Tweetalige printerversie Eentalige printerversie

Schriftelijke vraag nr. 5-9397

van Bert Anciaux (sp.a) d.d. 25 juni 2013

aan de vice-eersteminister en minister van Binnenlandse Zaken en Gelijke Kansen

Gemeentelijke administratieve sancties - Beroep - Drempel - Kosten

administratieve sanctie
geldboete
gemeente
rechten van de verdediging
klacht inzake bestuurlijke geschillen

Chronologie

25/6/2013Verzending vraag
30/10/2013Antwoord

Vraag nr. 5-9397 d.d. 25 juni 2013 : (Vraag gesteld in het Nederlands)

Recent vocht een Leuvense cafébaas zijn GAS wegens geluidsoverlast aan bij een politierechter. Hij werd in het gelijk gesteld en zijn GAS werd ongedaan gemaakt. Na analyse van die zaak bleek duidelijk hoe moeilijk het in de praktijk blijkt om een GAS aan te vechten. De redenen hiervoor zijn o.a.:

- De gemeentebesturen stellen nauwelijks typeformulieren om een beroep aan te tekenen ter beschikking;

- Daardoor wordt men quasi verplicht om een advocaat te nemen, met kosten die gemakkelijk 400 euro bedragen;

- Bij verlies komt daar nog eens 165 euro bij voor de kosten voor de advocaat van de tegenpartij bovenop.

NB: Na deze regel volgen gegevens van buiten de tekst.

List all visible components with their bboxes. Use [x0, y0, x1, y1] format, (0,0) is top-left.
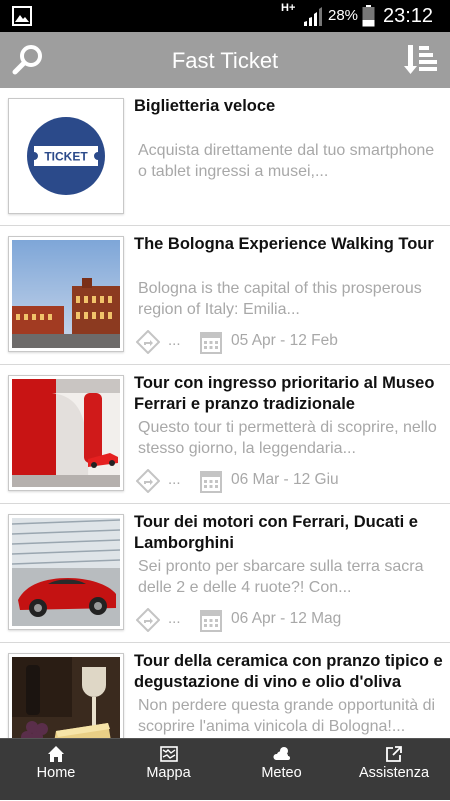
bottom-nav: Home Mappa Meteo Assistenza: [0, 738, 450, 800]
item-meta: ... 06 Apr - 12 Mag: [136, 608, 446, 632]
item-thumbnail: [8, 236, 124, 352]
nav-assistance[interactable]: Assistenza: [338, 739, 450, 801]
item-dates: 05 Apr - 12 Feb: [231, 332, 338, 349]
gallery-notification-icon: [12, 6, 32, 26]
share-dots: ...: [168, 332, 181, 349]
item-title: Tour dei motori con Ferrari, Ducati e La…: [134, 513, 418, 552]
item-description: Questo tour ti permetterà di scoprire, n…: [138, 419, 437, 457]
item-dates: 06 Apr - 12 Mag: [231, 610, 342, 627]
item-description: Acquista direttamente dal tuo smartphone…: [138, 142, 435, 180]
app-bar: Fast Ticket: [0, 32, 450, 88]
item-title: Tour con ingresso prioritario al Museo F…: [134, 374, 435, 413]
wine-cheese-photo: [12, 657, 120, 738]
item-thumbnail: [8, 375, 124, 491]
battery-percent: 28%: [328, 7, 359, 24]
battery-icon: [362, 5, 375, 27]
nav-home[interactable]: Home: [0, 739, 112, 801]
nav-label: Assistenza: [358, 765, 430, 781]
item-thumbnail: [8, 514, 124, 630]
ticket-label: TICKET: [44, 150, 88, 164]
item-title: The Bologna Experience Walking Tour: [134, 235, 434, 253]
share-icon[interactable]: [136, 330, 160, 354]
status-bar: H+ 28% 23:12: [0, 0, 450, 32]
nav-map[interactable]: Mappa: [112, 739, 225, 801]
item-thumbnail: TICKET: [8, 98, 124, 214]
item-description: Sei pronto per sbarcare sulla terra sacr…: [138, 558, 424, 596]
nav-label: Mappa: [146, 765, 191, 781]
item-title: Tour della ceramica con pranzo tipico e …: [134, 652, 443, 691]
list-item[interactable]: Tour con ingresso prioritario al Museo F…: [0, 365, 450, 504]
list-menu-icon: [404, 45, 437, 74]
item-dates: 06 Mar - 12 Giu: [231, 471, 339, 488]
item-description: Non perdere questa grande opportunità di…: [138, 697, 436, 735]
ticket-list: TICKET Biglietteria veloce Acquista dire…: [0, 88, 450, 738]
bologna-square-photo: [12, 240, 120, 348]
list-item[interactable]: Tour dei motori con Ferrari, Ducati e La…: [0, 504, 450, 643]
item-description: Bologna is the capital of this prosperou…: [138, 280, 422, 318]
list-item[interactable]: Tour della ceramica con pranzo tipico e …: [0, 643, 450, 738]
ticket-logo: TICKET: [27, 117, 105, 195]
home-icon: [48, 746, 64, 762]
nav-label: Meteo: [261, 765, 302, 781]
share-dots: ...: [168, 471, 181, 488]
calendar-icon: [200, 610, 222, 632]
external-link-icon: [386, 746, 402, 762]
share-dots: ...: [168, 610, 181, 627]
item-meta: ... 05 Apr - 12 Feb: [136, 330, 446, 354]
signal-icon: [304, 7, 322, 26]
nav-weather[interactable]: Meteo: [225, 739, 338, 801]
nav-label: Home: [36, 765, 76, 781]
list-item[interactable]: The Bologna Experience Walking Tour Bolo…: [0, 226, 450, 365]
item-meta: ... 06 Mar - 12 Giu: [136, 469, 446, 493]
ferrari-museum-photo: [12, 379, 120, 487]
weather-icon: [272, 747, 290, 760]
menu-button[interactable]: [400, 42, 440, 78]
red-ferrari-photo: [12, 518, 120, 626]
list-item[interactable]: TICKET Biglietteria veloce Acquista dire…: [0, 88, 450, 226]
page-title: Fast Ticket: [171, 48, 279, 73]
share-icon[interactable]: [136, 608, 160, 632]
item-title: Biglietteria veloce: [134, 97, 276, 115]
map-icon: [159, 746, 178, 762]
item-thumbnail: [8, 653, 124, 738]
clock: 23:12: [383, 5, 434, 27]
share-icon[interactable]: [136, 469, 160, 493]
network-type: H+: [281, 2, 296, 14]
calendar-icon: [200, 332, 222, 354]
calendar-icon: [200, 471, 222, 493]
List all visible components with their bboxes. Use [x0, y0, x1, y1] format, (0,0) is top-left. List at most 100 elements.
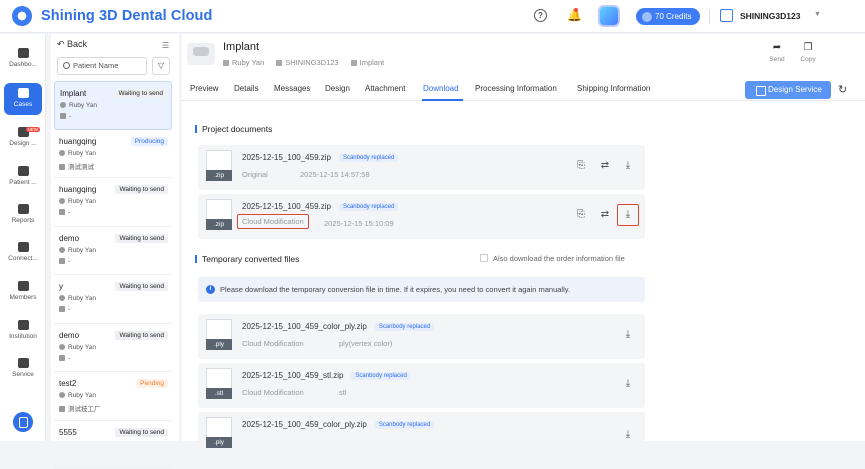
convert-icon[interactable]: ⎘	[574, 159, 588, 173]
download-icon[interactable]: ⤓	[621, 328, 635, 342]
file-name: 2025-12-15_100_459_color_ply.zipScanbody…	[242, 420, 434, 429]
implant-icon	[187, 43, 215, 65]
ply-file-icon: .ply	[206, 319, 232, 349]
case-lab: -	[59, 258, 172, 265]
file-format: ply(vertex color)	[339, 339, 392, 348]
swap-icon[interactable]: ⇄	[598, 208, 612, 222]
notification-dot	[574, 8, 578, 12]
design-service-button[interactable]: Design Service	[745, 81, 831, 99]
ai-assistant-icon[interactable]	[598, 5, 620, 27]
ply-file-icon: .ply	[206, 417, 232, 447]
file-name: 2025-12-15_100_459_stl.zipScanbody repla…	[242, 371, 411, 380]
order-meta: Ruby Yan SHINING3D123 Implant	[223, 58, 384, 67]
copy-label: Copy	[800, 56, 815, 63]
file-name: 2025-12-15_100_459.zipScanbody replaced	[242, 153, 398, 162]
nav-design[interactable]: NEWDesign ...	[0, 127, 46, 161]
send-button[interactable]: ➦Send	[763, 42, 791, 63]
file-date: 2025-12-15 15:10:09	[324, 219, 394, 228]
file-date: 2025-12-15 14:57:58	[300, 170, 370, 179]
case-status-badge: Waiting to send	[114, 89, 167, 98]
nav-patient[interactable]: Patient ...	[0, 166, 46, 200]
tooth-icon	[351, 60, 357, 66]
new-badge: NEW	[26, 127, 41, 132]
report-icon	[18, 204, 29, 214]
file-source: Cloud Modification	[242, 339, 304, 348]
user-icon	[59, 150, 65, 156]
copy-button[interactable]: ❐Copy	[794, 42, 822, 63]
case-list-item[interactable]: ImplantWaiting to sendRuby Yan-	[54, 81, 172, 130]
scanbody-badge: Scanbody replaced	[375, 323, 434, 331]
tab-details[interactable]: Details	[234, 84, 258, 93]
search-input[interactable]: Patient Name	[57, 57, 147, 75]
chart-icon	[18, 48, 29, 58]
zip-file-icon: .zip	[206, 199, 232, 229]
tab-processing-information[interactable]: Processing Information	[475, 84, 557, 93]
case-list-item[interactable]: demoWaiting to sendRuby Yan-	[54, 324, 172, 373]
connect-icon	[18, 242, 29, 252]
case-list-item[interactable]: yWaiting to sendRuby Yan-	[54, 275, 172, 324]
case-lab: -	[60, 113, 171, 120]
also-download-checkbox[interactable]: Also download the order information file	[480, 254, 625, 263]
case-list-item[interactable]: demoWaiting to sendRuby Yan-	[54, 227, 172, 276]
checkbox-label: Also download the order information file	[493, 254, 625, 263]
refresh-icon[interactable]: ↻	[838, 83, 847, 96]
tab-preview[interactable]: Preview	[190, 84, 218, 93]
back-button[interactable]: ↶ Back	[57, 39, 87, 50]
case-list: ImplantWaiting to sendRuby Yan-huangqing…	[54, 81, 172, 469]
left-nav: Dashbo... Cases NEWDesign ... Patient ..…	[0, 34, 46, 441]
doctor-meta: Ruby Yan	[223, 58, 264, 67]
case-lab: 测试技工厂	[59, 403, 172, 413]
user-name[interactable]: SHINING3D123	[740, 11, 800, 21]
nav-dashboard[interactable]: Dashbo...	[0, 48, 46, 82]
file-row: .ply 2025-12-15_100_459_color_ply.zipSca…	[198, 412, 645, 441]
tab-download[interactable]: Download	[423, 84, 459, 93]
case-list-item[interactable]: test2PendingRuby Yan测试技工厂	[54, 372, 172, 421]
nav-cases[interactable]: Cases	[4, 83, 42, 115]
case-list-item[interactable]: huangqingWaiting to sendRuby Yan-	[54, 178, 172, 227]
stl-file-icon: .stl	[206, 368, 232, 398]
case-list-item[interactable]: huangqingProducingRuby Yan测试测试	[54, 130, 172, 179]
filter-icon[interactable]: ▽	[152, 57, 170, 75]
coin-icon	[642, 12, 652, 22]
file-format: stl	[339, 388, 347, 397]
service-icon	[18, 358, 29, 368]
user-icon	[59, 198, 65, 204]
chevron-down-icon[interactable]: ▼	[814, 11, 821, 18]
doctor-name: Ruby Yan	[232, 58, 264, 67]
convert-icon[interactable]: ⎘	[574, 208, 588, 222]
user-icon	[59, 392, 65, 398]
nav-service[interactable]: Service	[0, 358, 46, 392]
checkbox-icon	[480, 254, 488, 262]
nav-institution[interactable]: Institution	[0, 320, 46, 354]
help-icon[interactable]: ?	[534, 9, 547, 22]
nav-label: Dashbo...	[9, 61, 37, 68]
case-doctor: Ruby Yan	[59, 295, 172, 302]
collapse-icon[interactable]: ☰	[162, 41, 169, 50]
share-icon: ➦	[763, 42, 791, 53]
tab-attachment[interactable]: Attachment	[365, 84, 405, 93]
lab-icon	[59, 164, 65, 170]
nav-label: Cases	[14, 101, 32, 108]
nav-reports[interactable]: Reports	[0, 204, 46, 238]
case-status-badge: Producing	[131, 137, 168, 146]
lab-icon	[59, 406, 65, 412]
tab-design[interactable]: Design	[325, 84, 350, 93]
case-doctor: Ruby Yan	[59, 344, 172, 351]
nav-connect[interactable]: Connect...	[0, 242, 46, 276]
swap-icon[interactable]: ⇄	[598, 159, 612, 173]
case-lab: -	[59, 355, 172, 362]
download-icon[interactable]: ⤓	[621, 377, 635, 391]
nav-label: Members	[9, 294, 36, 301]
tab-shipping-information[interactable]: Shipping Information	[577, 84, 650, 93]
download-icon[interactable]: ⤓	[617, 204, 639, 226]
download-icon[interactable]: ⤓	[621, 159, 635, 173]
case-list-item[interactable]: 5555Waiting to send	[54, 421, 172, 469]
download-icon[interactable]: ⤓	[621, 428, 635, 442]
nav-members[interactable]: Members	[0, 281, 46, 315]
patient-icon	[18, 166, 29, 176]
credits-button[interactable]: 70 Credits	[636, 8, 700, 25]
mobile-app-icon[interactable]	[13, 412, 33, 432]
file-row: .zip 2025-12-15_100_459.zipScanbody repl…	[198, 145, 645, 190]
institution-icon	[18, 320, 29, 330]
tab-messages[interactable]: Messages	[274, 84, 310, 93]
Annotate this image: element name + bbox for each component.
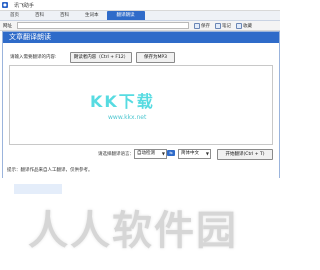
app-title: 讯飞助手 [14,2,35,9]
app-logo-icon: ● [2,2,8,8]
start-translate-button[interactable]: 开始翻译(Ctrl + T) [217,149,273,160]
save-icon [194,22,200,29]
source-text-area[interactable]: KK下载 www.kkx.net [9,65,273,145]
save-mp3-button[interactable]: 保存为MP3 [136,52,175,63]
panel-title: 文章翻译朗读 [3,32,279,43]
favorite-label: 收藏 [243,23,252,29]
input-prompt-label: 请输入需要翻译的内容: [10,55,57,60]
star-icon [236,22,242,29]
tab-home[interactable]: 首页 [2,11,27,20]
target-language-value: 简体中文 [181,151,199,156]
source-language-select[interactable]: 自动检测 ▼ [134,149,167,159]
note-button[interactable]: 笔记 [215,22,231,29]
chevron-down-icon: ▼ [161,151,165,156]
input-toolbar-row: 请输入需要翻译的内容: 朗读者内容（Ctrl + F12） 保存为MP3 [3,52,279,63]
note-icon [215,22,221,29]
title-bar: ● 讯飞助手 [0,0,280,11]
source-language-value: 自动检测 [137,151,155,156]
watermark-text: 人人软件园 [28,208,238,254]
watermark-url: www.kkx.net [108,114,147,121]
tab-vocabulary[interactable]: 生词本 [77,11,107,20]
language-row: 请选择翻译语言： 自动检测 ▼ ⇆ 简体中文 ▼ 开始翻译(Ctrl + T) [3,149,279,160]
address-bar: 网址 保存 笔记 收藏 [0,21,280,31]
chevron-down-icon: ▼ [205,151,209,156]
note-label: 笔记 [222,23,231,29]
save-button[interactable]: 保存 [194,22,210,29]
language-label: 请选择翻译语言： [98,152,134,157]
tab-baike-2[interactable]: 百科 [52,11,77,20]
read-aloud-button[interactable]: 朗读者内容（Ctrl + F12） [70,52,132,63]
save-label: 保存 [201,23,210,29]
favorite-button[interactable]: 收藏 [236,22,252,29]
target-language-select[interactable]: 简体中文 ▼ [178,149,211,159]
footnote-text: 提示：翻译作品来自人工翻译，仅供参考。 [7,168,93,173]
blurred-region [14,184,62,194]
translate-panel: 文章翻译朗读 请输入需要翻译的内容: 朗读者内容（Ctrl + F12） 保存为… [2,31,280,179]
tab-bar: 首页 百科 百科 生词本 翻译朗读 [0,11,280,21]
swap-languages-button[interactable]: ⇆ [167,150,175,156]
lower-area: 人人软件园 [0,178,280,270]
tab-baike[interactable]: 百科 [27,11,52,20]
address-input[interactable] [17,22,189,29]
watermark-logo: KK下载 [90,92,155,111]
address-label: 网址 [3,23,12,29]
tab-translate-read[interactable]: 翻译朗读 [106,11,145,20]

Ook voor het slachtoffer van overlast zijn er concrete problemen, want bij een GAS kan die zich geen burgerlijke partij stellen en moet hij een eventuele schadevergoeding via een gewone rechtsprocedure eisen.

Deze feiten wegen zwaar in een dossier dat om juridische, maatschappelijke en politieke redenen al zo zwaar beladen is.

Hierover de volgende vragen:

1) Bevestigt de minister dat de gemeentebesturen geen beleid voeren dat een beroepsprocedure tegen een GAS gemakkelijk maakt - eerder andersom?

2) Is de minister bereid om de gemeentebesturen op te leggen om minstens een typeformulier voor het aanvechten van een GAS op hun webstek ter beschikking te stellen?

3) Bevestigt de minister dat het aanvechten van een GAS een te groot financieel risico vormt voor de grote meerderheid van de burgers en dat die financiële drempels een ongelijkheid in de rechtsgang creëren? Hoe kan de minister hieraan tegemoetkomen en hoe kan die feitelijke ongelijkheid worden vermeden?

4) Hoe kan slachtoffers van overlast waarvoor een GAS werd uitgeschreven meteen ook de kans op een burgerlijke partijstelling worden geboden?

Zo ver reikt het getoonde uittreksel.